Before he was one of Hollywood’s most respected actors, Bryan Cranston was a kid with misguided ideas about the 36th president of the United States.
“As a boy, I remembered LBJ in a completely different way,” Cranston told the website Broadway’s Best Shows, describing his initial impression of Lyndon Johnson. “To me he was a very laconic, measured, metered type of man who was very careful about what he said. That’s not him at all. He was really a s–t-kicking, back-slapping, story-telling country man.”
Cranston’s new insight into Johnson came about as he was researching the man for his first big role after wrapping the critical and audience smash Breaking Bad, for which he won Emmy Awards in three consecutive years for his role as Walter White.
All the Way, by Pulitzer Prize-winning playwright Robert Schenkkan, depicts Johnson in the wake of John F. Kennedy’s assassination, as he employs every trick in the book to ram the Civil Rights Act of 1964 through a reluctant Congress while simultaneously waging a bold and aggressive campaign to win the presidency in his own right. It’s a huge story, and Schenkkan tells it on a Texas-size scale: The play was born in 2012 at the Oregon Shakespeare Festival, which specializes in large shows with large casts, and Schenkkan filled the stage with everyone from Martin Luther King Jr. to J. Edgar Hoover and George Wallace.
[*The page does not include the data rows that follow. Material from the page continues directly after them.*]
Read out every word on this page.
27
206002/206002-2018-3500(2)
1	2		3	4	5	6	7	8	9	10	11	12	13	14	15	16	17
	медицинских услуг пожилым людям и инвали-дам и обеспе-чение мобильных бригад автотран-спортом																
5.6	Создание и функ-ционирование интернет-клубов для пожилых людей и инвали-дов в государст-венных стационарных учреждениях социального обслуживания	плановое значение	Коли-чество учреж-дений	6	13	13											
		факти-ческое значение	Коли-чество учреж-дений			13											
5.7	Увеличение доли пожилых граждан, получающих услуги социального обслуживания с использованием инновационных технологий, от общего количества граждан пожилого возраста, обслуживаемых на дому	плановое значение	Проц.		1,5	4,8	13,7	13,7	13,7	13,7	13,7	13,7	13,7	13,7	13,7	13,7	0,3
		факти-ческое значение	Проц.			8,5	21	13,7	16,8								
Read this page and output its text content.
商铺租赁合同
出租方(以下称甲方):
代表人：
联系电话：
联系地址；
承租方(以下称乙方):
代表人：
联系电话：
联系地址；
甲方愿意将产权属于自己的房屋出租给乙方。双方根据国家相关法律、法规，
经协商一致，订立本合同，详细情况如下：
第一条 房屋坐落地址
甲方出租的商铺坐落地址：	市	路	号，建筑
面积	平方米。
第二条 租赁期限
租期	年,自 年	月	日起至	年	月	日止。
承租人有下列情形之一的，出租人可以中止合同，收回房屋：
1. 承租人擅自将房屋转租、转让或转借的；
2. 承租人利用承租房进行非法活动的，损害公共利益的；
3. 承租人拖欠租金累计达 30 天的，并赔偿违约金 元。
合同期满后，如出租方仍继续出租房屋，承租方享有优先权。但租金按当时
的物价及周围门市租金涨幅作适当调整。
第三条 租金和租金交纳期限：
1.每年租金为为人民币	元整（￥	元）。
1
The play then traveled to the American Repertory Theater at Harvard, which is where Cranston joined the production. The cast is massive by the standards of a Broadway play. 20 actors portray over 60 roles, and the company includes such stage veterans as John McMartin and Michael McKean.
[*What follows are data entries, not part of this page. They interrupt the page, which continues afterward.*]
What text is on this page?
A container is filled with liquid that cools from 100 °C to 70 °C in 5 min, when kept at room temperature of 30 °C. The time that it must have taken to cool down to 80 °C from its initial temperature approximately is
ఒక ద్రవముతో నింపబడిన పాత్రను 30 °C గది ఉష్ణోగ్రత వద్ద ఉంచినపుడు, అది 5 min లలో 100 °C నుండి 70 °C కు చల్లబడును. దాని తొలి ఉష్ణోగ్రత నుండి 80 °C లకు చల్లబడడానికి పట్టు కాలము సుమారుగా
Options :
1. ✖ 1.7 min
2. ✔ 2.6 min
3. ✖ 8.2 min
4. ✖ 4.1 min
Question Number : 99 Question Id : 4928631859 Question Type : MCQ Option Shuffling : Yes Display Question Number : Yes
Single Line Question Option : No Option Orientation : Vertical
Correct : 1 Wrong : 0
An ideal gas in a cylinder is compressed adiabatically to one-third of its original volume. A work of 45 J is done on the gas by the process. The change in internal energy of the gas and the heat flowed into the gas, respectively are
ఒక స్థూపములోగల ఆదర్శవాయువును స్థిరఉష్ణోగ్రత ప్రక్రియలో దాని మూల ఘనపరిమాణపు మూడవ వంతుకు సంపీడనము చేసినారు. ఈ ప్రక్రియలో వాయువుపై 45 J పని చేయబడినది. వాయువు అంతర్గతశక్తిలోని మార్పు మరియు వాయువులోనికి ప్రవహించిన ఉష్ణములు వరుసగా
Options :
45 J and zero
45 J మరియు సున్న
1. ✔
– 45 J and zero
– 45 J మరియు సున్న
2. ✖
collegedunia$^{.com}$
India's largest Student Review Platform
In preparing for the role, Cranston read numerous biographies of the president, including the acclaimed Robert A. Caro series. But he said an even bigger help came from listening to Oval Office recordings of Johnson at work. “It was very intriguing to listen to LBJ’s tenor, demeanor, and the way he would drop down in his depression and then rise above it instantaneously,” he said. “It was also interesting how he treated people and how he massaged things over the phone.”
Even with all this preparation, Cranston said he has no idea where his performance is going — and he prefers it that way. “In film and television, you’re expected to deliver a finished performance the day you arrive,” he said. “It can create a lot of bad habits. Getting back to the theater . . . gives you permission to ‘not know,’ to try things and experiment. And that’s the fun part.”
The fun part? There are no nerves involved in making a Broadway debut as the above-the-title star of a show with 20 actors in it?
“Certainly there are trepidations and nerves, but those are good because I use those conditions and tingling sensations toward my role. You have to go through it and trust that process.”
One highlight of this All the Way production, Cranston said, came in seeing people younger than he is learn about the tumultuous period of history being covered, when a newly sworn-in Johnson capitalized on the swirl of emotions around John F. Kennedy’s death.
“There were a lot of actors in the company who were not alive then, nor during the famous March on Washington,” he said. “One of the topics that I raised was: If the assassination of President Kennedy never happened and he was still alive, do you think the civil rights bill could have been passed anyway? Johnson was astute and he knew that he had this so-called ‘honeymoon period’ after Kennedy’s death to be able to get this bill passed. It’s odd to think of history in that way, but there is a silver lining in everything.”
While he said the craftsmanship of Schenkkan’s script was what first convinced him to sign on for the play (“When I decide on doing something, the most important factors are the story and how well the text supports that story”), the back-slapping pragmatist at its center was also a major factor. “The character himself is enormous,” Cranston said. “He’s Shakespearean. Like King Lear, he has moments of rage, insanity and love.”
King Lear has long been considered the preeminent role for actors of a certain age, and while Cranston is a decade or two away from that role, perhaps All the Way will whet his appetite for a return appearance. So far, the indications are favorable: “This is a remarkable experience, and I’m grateful for it. We’re gonna give them a helluva a show on Broadway!”
The critics have concurred, with Charles Isherwood of The New York Times calling Cranston’s portrayal of Johnson “terrific… a heat-generating, jet-fueled performance” and Mark Kennedy of the Associated Press hailing the actor’s performance as “one of the highlights of the Broadway season.”